No momento em que uma URV passou a valer um dólar, a âncora cambial já está lançada. As reformas são fundamentais para compensarem, via aumento de produtividade, o encarecimento de custos na economia pela valorização do dólar. Se isso não ocorrer, no mais tardar no primeiro semestre do próximo ano, terá que ser efetuado um ajuste cambial que explodirá o plano e obrigará o próximo presidente a começar o ajuste do zero novamente.
Responsabilidade histórica
Até agora o ministro limitou-se a repassar para terceiros a responsabilidade pelas reformas. Ora é da revisão, ora do Planejamento, ora da Saúde, ora da Administração. Ora bolas!
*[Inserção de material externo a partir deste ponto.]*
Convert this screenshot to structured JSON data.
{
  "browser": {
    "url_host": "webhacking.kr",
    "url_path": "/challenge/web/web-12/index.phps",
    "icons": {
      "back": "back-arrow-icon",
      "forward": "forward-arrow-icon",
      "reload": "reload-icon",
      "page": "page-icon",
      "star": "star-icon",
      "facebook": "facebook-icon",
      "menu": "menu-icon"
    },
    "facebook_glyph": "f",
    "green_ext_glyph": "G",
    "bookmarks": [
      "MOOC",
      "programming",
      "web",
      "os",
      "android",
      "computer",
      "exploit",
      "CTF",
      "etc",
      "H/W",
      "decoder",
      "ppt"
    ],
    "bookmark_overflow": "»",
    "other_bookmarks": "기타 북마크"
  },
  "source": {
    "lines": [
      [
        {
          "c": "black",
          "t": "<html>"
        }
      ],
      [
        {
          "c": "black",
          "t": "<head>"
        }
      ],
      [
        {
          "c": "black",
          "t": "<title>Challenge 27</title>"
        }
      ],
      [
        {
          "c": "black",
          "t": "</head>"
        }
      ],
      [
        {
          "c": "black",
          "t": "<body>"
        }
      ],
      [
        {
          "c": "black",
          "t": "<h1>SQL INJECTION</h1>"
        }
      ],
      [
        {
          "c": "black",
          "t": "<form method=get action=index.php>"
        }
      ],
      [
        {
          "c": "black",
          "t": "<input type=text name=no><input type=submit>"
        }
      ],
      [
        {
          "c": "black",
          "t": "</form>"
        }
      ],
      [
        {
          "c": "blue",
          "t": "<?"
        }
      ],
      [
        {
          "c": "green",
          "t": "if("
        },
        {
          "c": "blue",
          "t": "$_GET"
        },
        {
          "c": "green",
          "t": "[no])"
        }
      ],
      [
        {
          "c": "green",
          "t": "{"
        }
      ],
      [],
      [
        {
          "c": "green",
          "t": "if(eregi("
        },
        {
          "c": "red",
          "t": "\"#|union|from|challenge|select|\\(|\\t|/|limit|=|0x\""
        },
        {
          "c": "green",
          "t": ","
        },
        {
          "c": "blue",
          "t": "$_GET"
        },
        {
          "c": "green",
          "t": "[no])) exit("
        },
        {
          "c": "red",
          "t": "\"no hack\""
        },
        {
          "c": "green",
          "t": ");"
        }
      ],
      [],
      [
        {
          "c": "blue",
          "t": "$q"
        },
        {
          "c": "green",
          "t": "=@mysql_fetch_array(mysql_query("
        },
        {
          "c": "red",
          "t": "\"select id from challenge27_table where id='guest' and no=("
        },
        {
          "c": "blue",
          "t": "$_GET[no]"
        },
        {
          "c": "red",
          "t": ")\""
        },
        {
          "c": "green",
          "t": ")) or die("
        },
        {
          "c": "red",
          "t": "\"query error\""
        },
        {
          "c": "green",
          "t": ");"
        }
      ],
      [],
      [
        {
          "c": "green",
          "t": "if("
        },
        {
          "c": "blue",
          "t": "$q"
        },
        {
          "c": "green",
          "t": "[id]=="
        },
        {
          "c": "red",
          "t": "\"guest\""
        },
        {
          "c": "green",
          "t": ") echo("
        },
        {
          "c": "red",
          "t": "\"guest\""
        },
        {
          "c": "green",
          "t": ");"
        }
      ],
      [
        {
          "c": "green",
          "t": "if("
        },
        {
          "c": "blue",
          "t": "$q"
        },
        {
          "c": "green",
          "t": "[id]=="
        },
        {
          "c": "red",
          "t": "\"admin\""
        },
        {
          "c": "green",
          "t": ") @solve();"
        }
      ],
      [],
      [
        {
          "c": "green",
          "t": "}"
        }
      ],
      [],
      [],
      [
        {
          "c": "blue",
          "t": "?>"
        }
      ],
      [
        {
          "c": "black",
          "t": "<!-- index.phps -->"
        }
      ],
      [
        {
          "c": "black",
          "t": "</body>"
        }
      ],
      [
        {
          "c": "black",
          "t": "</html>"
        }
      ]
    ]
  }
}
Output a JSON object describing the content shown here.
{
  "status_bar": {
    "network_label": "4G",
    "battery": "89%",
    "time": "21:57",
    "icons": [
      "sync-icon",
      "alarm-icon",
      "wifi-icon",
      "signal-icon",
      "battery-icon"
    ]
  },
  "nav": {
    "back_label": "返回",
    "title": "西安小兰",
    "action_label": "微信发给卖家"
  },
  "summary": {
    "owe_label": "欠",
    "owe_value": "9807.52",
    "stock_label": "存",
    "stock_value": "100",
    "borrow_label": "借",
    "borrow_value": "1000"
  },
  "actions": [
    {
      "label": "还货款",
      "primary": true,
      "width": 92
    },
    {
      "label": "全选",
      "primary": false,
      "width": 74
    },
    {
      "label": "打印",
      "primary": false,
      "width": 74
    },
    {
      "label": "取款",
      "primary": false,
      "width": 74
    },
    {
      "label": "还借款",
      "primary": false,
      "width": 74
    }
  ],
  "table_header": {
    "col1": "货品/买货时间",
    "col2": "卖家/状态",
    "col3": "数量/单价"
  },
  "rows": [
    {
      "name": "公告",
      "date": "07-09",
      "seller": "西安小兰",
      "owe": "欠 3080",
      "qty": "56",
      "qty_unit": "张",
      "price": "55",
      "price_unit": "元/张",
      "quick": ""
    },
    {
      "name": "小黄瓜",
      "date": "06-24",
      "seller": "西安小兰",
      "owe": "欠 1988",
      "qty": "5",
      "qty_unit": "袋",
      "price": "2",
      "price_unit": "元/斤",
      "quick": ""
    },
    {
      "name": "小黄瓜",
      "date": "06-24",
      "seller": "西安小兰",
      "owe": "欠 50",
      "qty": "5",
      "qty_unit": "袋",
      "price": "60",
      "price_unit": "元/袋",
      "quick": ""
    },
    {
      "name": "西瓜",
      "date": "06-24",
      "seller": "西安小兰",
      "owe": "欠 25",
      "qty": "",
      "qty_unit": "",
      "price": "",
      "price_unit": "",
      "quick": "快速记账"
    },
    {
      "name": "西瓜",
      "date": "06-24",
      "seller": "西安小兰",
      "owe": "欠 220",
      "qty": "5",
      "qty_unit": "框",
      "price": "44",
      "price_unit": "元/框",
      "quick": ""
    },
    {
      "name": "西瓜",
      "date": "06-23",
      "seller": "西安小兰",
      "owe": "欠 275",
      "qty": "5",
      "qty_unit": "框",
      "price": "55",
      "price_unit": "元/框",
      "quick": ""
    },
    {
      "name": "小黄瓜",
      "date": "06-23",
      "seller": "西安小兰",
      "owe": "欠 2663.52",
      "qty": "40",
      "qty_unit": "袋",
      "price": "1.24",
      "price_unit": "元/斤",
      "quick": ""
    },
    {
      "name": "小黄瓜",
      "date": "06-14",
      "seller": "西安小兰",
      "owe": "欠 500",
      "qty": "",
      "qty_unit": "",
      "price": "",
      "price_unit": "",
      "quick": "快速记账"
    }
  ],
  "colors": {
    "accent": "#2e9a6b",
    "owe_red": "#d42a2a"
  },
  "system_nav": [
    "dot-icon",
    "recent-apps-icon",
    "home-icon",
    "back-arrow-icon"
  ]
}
Posto que as reformas se constituem em condição "sine qua non" para o sucesso do plano, a responsabilidade é do ministro.
Agora, fica o país nessa discussão boboca infindável sobre perdas salariais (que não existem), enquanto a revisão emperra e, em nenhum momento, se cuida de estabelecer claramente, para a opinião pública, a relação de causa e efeito entre as reformas e o sucesso do plano.
Se o plano fracassar por falta de reformas, a responsabilidade será individualizada, de todas as pessoas que aceitaram em participar desse jogo. A começar do ministro e dos líderes tucanos.
Por isso, seria ótimo para o país, e para sua imagem pública, que os caciques e intelectuais tucanos trocassem a toga pelo macacão e começassem rapidamente a empunhar a bandeira das reformas.
O eleitor pode ser iludido por alguns meses. Mas a história será implacável.